Apologies for the long-winded answer, but there's a lot going on here. First, some housekeeping.
At each iteration of the outer loop, you seem to want to calculate the mean of all the pairwise distances across two random samples of size 4000 and 5000 (so, the mean of 20 million distances). But your code does not do that. distfunc(...)
returns a vector of length 5000. When you try to set that to distvector[i]
your are discarding all but the first distance (this is why you get all those warnings). So at each step you are calculating 5000 distances, discarding 4999 of them, and repeating that process 4000 times. I can only assume this is not your aim, so in the code below I changed that.
Also, your distfunc(...)
looks like an implementation of the Haversine distance formula, but it isn't. The Haversine formula requires long/lat in radians, but you (seem to be...) passing long/lat in degrees. One upshot of this is that your results and the results you would get using R's built in distHaversine(...)
(in the geoshpere
package), or spDistsN1(...)
(in the sp
package), are not comparable. I wasn't clear on what exactly you are trying to accomplish, so I did not change your distfunc(...)
, but you might have to.
Now to the question of how to speed this up.

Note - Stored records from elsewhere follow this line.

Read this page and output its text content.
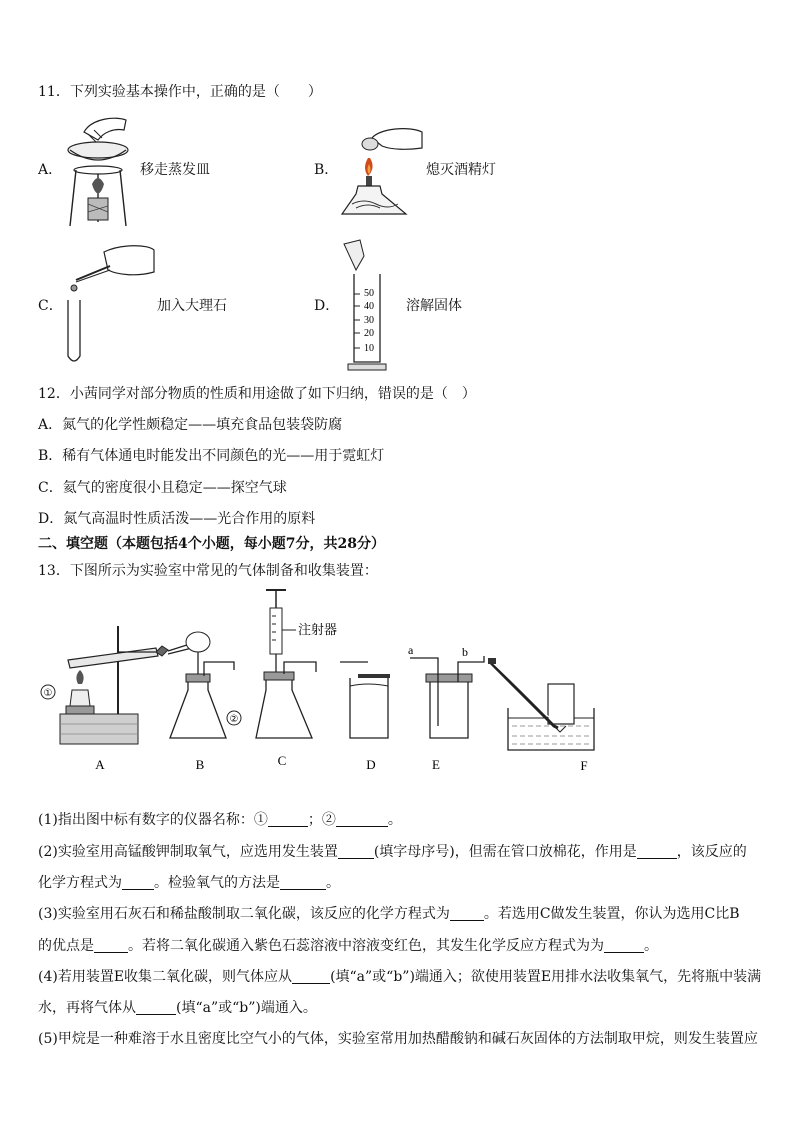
11．下列实验基本操作中，正确的是（　　）
A．	移走蒸发皿	B．	熄灭酒精灯
C．	加入大理石	D．
50
40
30
20
10
溶解固体
12．小茜同学对部分物质的性质和用途做了如下归纳，错误的是（　）
A．氮气的化学性颇稳定——填充食品包装袋防腐
B．稀有气体通电时能发出不同颜色的光——用于霓虹灯
C．氦气的密度很小且稳定——探空气球
D．氮气高温时性质活泼——光合作用的原料
二、填空题（本题包括4个小题，每小题7分，共28分）
13．下图所示为实验室中常见的气体制备和收集装置：
①
②
注射器
a	b
A	B	C	D	E	F
(1)指出图中标有数字的仪器名称：①	；②	。
(2)实验室用高锰酸钾制取氧气，应选用发生装置	(填字母序号)，但需在管口放棉花，作用是	，该反应的
化学方程式为 。检验氧气的方法是	。
(3)实验室用石灰石和稀盐酸制取二氧化碳，该反应的化学方程式为 。若选用C做发生装置，你认为选用C比B
的优点是 。若将二氧化碳通入紫色石蕊溶液中溶液变红色，其发生化学反应方程式为为	。
(4)若用装置E收集二氧化碳，则气体应从	(填“a”或“b”)端通入；欲使用装置E用排水法收集氧气，先将瓶中装满
水，再将气体从	(填“a”或“b”)端通入。
(5)甲烷是一种难溶于水且密度比空气小的气体，实验室常用加热醋酸钠和碱石灰固体的方法制取甲烷，则发生装置应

In this kind of situation it is almost alway useful to profile the code. You can do this with Rprof()
and summaryRprof()
.
Rprof()
nsampling <- 10 # just ten simulations...
distvector <- numeric(nsample1)
meandistv <- numeric(nsampling)
for (n in seq_len(nsampling)) { # loop for simulation
sample1 <- pop[sample(npop,nsample1),]
sample2 <- pop[sample(npop,nsample2),]
for (i in seq_len(nsample1)) {
# note change: mean(distfunc(...)), not distfunc(...)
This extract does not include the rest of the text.